Изменить стиль страницы

Анастасия повела меня на кухню и возле заполненной, взявшейся мелким, низкорослым парком ванной начала меня раздевать. Я в ужасе замер, парализованный ее уверенностью.

— Ты, Вениамин, не удивляйся. Я тебя вымою. Просто вымою, как котенка. В дороге ты навалялся по разным углам. Вот я тебя и вымою. Для чистых простыней.

— Не говори…те глупости, Анастасия! Что я сам, что ли, не смогу помыться?

— Сможешь. Только я тебя… ну как мама, понимаешь? Ты небось забыл, как мама тебя мыла? Вот я и напомню. Спасибо потом скажешь. Я и мужа своего мою. Да, забыла тебе сказать. Я ведь к мужу своему ездила на Восток. Он у меня срок отбывает. Навещала. Я к нему часто езжу. Иногда издали рукой махну — и назад. Иногда свидание разрешают.

— Он… что же у вас?..

— Человека зарезал.

— Как?!

— По глупости. Да и не до смерти. Горячий больно.
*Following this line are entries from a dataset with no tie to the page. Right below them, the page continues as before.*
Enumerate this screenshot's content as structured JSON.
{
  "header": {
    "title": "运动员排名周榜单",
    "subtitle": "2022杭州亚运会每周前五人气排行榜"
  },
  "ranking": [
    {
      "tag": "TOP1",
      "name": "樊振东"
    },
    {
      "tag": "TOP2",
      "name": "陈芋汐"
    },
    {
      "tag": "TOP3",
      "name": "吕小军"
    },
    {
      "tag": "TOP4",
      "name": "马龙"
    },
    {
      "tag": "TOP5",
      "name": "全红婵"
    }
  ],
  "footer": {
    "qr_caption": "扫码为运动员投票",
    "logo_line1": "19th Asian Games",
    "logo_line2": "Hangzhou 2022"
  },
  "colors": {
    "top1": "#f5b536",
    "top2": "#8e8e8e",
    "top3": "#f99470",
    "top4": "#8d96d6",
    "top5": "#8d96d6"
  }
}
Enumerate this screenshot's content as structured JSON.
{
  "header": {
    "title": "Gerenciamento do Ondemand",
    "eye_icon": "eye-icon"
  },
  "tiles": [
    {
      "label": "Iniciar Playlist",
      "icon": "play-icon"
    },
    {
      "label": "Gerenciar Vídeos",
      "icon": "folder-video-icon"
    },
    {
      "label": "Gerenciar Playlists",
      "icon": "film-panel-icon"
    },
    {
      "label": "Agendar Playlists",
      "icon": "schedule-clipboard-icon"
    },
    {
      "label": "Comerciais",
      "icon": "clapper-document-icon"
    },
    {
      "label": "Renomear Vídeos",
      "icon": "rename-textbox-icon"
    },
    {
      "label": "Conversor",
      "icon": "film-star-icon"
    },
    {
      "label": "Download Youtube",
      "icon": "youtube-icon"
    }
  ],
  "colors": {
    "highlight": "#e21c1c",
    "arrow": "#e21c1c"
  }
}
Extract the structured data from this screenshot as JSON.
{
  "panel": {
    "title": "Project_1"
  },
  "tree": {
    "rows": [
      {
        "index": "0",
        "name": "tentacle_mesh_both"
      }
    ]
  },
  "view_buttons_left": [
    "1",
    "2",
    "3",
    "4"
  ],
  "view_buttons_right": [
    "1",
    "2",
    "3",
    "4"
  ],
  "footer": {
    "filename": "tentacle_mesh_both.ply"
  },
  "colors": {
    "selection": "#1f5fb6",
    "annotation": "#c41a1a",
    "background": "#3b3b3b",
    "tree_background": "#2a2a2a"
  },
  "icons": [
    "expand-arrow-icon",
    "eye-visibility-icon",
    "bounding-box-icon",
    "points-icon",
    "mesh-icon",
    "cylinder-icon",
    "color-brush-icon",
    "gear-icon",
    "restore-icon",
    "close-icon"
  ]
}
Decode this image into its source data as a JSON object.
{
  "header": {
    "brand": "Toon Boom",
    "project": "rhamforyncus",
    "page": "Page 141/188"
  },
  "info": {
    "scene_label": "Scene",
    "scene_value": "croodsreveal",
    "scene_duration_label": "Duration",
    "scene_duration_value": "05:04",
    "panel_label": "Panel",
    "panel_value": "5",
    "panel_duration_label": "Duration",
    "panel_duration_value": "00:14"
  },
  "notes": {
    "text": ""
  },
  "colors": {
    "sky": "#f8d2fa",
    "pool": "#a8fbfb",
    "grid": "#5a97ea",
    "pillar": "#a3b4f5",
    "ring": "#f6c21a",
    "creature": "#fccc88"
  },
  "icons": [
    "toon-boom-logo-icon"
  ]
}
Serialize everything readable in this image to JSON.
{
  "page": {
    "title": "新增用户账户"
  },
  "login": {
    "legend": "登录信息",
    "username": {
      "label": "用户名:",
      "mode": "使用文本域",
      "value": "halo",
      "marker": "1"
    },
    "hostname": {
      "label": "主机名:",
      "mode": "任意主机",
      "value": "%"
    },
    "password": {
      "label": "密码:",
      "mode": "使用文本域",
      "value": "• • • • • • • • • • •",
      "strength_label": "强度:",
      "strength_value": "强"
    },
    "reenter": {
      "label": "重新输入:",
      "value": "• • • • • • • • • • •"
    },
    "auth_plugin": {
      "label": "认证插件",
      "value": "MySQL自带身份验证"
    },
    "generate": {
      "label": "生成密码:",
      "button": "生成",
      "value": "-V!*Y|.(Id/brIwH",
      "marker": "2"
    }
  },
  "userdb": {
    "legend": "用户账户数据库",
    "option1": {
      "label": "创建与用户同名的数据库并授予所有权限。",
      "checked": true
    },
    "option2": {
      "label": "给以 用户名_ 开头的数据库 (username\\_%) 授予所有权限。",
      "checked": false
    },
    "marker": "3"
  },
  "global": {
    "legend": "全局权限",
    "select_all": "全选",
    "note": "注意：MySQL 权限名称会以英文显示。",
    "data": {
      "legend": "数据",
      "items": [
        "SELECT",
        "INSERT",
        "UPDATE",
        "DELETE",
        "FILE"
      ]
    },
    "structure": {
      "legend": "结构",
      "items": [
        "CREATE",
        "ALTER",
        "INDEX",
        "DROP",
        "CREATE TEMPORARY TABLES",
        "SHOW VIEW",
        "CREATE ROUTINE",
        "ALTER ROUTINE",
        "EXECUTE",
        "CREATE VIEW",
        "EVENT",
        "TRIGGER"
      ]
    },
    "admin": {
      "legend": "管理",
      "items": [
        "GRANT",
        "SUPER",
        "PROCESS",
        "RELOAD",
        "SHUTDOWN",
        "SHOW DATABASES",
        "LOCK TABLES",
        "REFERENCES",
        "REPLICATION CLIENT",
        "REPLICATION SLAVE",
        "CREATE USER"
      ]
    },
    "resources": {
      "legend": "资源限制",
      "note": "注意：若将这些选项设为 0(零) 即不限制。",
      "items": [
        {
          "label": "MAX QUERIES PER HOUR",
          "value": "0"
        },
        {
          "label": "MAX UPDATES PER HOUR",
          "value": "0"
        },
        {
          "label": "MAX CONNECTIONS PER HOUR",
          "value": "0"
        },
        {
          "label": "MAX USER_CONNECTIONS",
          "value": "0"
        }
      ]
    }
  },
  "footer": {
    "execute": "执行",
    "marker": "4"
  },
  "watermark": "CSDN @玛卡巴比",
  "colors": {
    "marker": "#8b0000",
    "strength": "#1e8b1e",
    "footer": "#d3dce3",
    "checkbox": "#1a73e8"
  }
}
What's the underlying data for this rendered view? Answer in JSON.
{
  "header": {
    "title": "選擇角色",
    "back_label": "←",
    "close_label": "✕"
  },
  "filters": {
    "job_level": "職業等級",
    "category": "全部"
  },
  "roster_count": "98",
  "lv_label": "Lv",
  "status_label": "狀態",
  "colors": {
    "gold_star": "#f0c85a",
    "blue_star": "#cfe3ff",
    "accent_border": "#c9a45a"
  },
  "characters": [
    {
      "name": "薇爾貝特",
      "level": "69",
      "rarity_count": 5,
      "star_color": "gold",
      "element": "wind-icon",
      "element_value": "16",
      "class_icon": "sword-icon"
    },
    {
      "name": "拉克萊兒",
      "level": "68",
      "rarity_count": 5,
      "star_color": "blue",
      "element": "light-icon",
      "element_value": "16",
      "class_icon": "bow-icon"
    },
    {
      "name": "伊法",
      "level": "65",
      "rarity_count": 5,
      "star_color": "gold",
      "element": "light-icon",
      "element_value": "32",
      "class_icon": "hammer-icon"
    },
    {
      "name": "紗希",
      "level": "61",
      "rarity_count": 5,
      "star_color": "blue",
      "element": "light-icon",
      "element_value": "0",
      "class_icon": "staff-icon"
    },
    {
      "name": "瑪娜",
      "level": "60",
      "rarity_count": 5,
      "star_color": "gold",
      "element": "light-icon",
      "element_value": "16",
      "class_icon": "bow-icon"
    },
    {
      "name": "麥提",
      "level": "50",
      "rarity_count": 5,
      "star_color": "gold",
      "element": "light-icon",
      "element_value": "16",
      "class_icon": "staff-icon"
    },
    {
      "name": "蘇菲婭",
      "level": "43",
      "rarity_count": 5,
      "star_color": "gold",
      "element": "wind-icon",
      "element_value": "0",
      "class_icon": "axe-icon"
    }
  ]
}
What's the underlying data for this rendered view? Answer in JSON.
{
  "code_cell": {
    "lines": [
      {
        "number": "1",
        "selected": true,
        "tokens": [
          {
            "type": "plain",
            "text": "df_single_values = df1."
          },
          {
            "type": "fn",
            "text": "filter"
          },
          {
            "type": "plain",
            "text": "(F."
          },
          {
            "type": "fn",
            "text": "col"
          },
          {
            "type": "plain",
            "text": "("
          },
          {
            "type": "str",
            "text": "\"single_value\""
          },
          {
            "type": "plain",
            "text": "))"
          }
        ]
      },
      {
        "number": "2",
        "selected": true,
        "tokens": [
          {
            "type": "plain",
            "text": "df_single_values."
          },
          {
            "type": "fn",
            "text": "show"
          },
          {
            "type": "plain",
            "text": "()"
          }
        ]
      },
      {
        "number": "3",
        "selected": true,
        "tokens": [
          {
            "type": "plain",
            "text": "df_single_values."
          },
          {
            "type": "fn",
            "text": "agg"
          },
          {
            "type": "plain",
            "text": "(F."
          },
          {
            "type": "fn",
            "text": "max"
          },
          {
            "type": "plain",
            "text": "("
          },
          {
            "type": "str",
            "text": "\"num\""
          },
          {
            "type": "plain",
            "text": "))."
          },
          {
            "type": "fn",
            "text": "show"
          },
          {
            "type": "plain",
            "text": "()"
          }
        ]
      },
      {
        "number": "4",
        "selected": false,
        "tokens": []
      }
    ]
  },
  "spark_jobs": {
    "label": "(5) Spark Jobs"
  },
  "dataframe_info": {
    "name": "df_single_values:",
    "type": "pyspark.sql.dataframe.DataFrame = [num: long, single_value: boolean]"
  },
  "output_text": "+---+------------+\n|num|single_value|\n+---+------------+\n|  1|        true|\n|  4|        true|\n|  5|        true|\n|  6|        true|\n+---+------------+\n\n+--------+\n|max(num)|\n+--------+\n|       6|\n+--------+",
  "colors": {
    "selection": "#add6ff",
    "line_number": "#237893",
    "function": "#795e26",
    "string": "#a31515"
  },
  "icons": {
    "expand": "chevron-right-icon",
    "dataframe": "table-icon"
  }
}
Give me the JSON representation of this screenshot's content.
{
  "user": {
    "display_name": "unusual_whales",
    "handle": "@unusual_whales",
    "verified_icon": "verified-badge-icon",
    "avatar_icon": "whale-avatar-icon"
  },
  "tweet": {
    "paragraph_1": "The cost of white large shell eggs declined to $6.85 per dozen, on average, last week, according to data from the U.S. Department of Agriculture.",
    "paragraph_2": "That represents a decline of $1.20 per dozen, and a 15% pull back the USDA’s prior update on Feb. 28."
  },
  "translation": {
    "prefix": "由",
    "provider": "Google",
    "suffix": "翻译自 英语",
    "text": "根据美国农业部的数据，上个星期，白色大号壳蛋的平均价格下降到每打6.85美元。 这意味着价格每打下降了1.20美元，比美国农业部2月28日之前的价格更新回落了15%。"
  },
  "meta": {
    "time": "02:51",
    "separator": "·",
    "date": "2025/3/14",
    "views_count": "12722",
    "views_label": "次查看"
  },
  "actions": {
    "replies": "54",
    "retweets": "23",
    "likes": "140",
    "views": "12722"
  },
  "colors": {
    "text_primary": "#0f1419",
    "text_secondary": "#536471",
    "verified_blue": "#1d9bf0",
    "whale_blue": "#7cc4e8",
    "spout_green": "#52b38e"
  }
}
Вот и схлопотал. Один пижон курортный не так на меня посмотрел в Гаграх. Муж у меня кавказец, с гор, дикий. А главное — молодой очень. Моложе меня. Я его два раза в неделю мыла. Вот в этой ванной. Знала бы — каждый день мыла из рук бы не выпускала.

— Ну вот что. Если желаешь, чтобы я помылся, — закрой дверь. С другой стороны.

— Как хочешь, дурачок.

Приняв ванну, размякнув и осоловев, решил я тут же, безо всякого чаепития, зарыться под одеялом в мягкую бескрайнюю тахту и благодарно уснуть. Не тут-то было. Чай, ароматный, на каких-то травках восточных, из дорогой фарфоровой чашечки влила в меня Анастасия так нежно, так вкрадчиво — попробуй откажись. «Да и то, — решил я, „на лету“ засыпая, — от мытья отстранил чудачку, так уж пусть чаем своим руководит, кейфует». После чая, со слипшимися глазами, понесло меня к тахте, в сон, и тут — новый поворот: Анастасия меня, вместо тахты, на раскладушку кидает! Правда, перед этим на раскладушку пуховик кладет, белье чистое, от крахмала потрескивающее, стелит. Падая в раскладушку, успеваю подумать: «Чего это она? Вот чокнутая. Мыть собиралась, а на мужнину тахту не положила».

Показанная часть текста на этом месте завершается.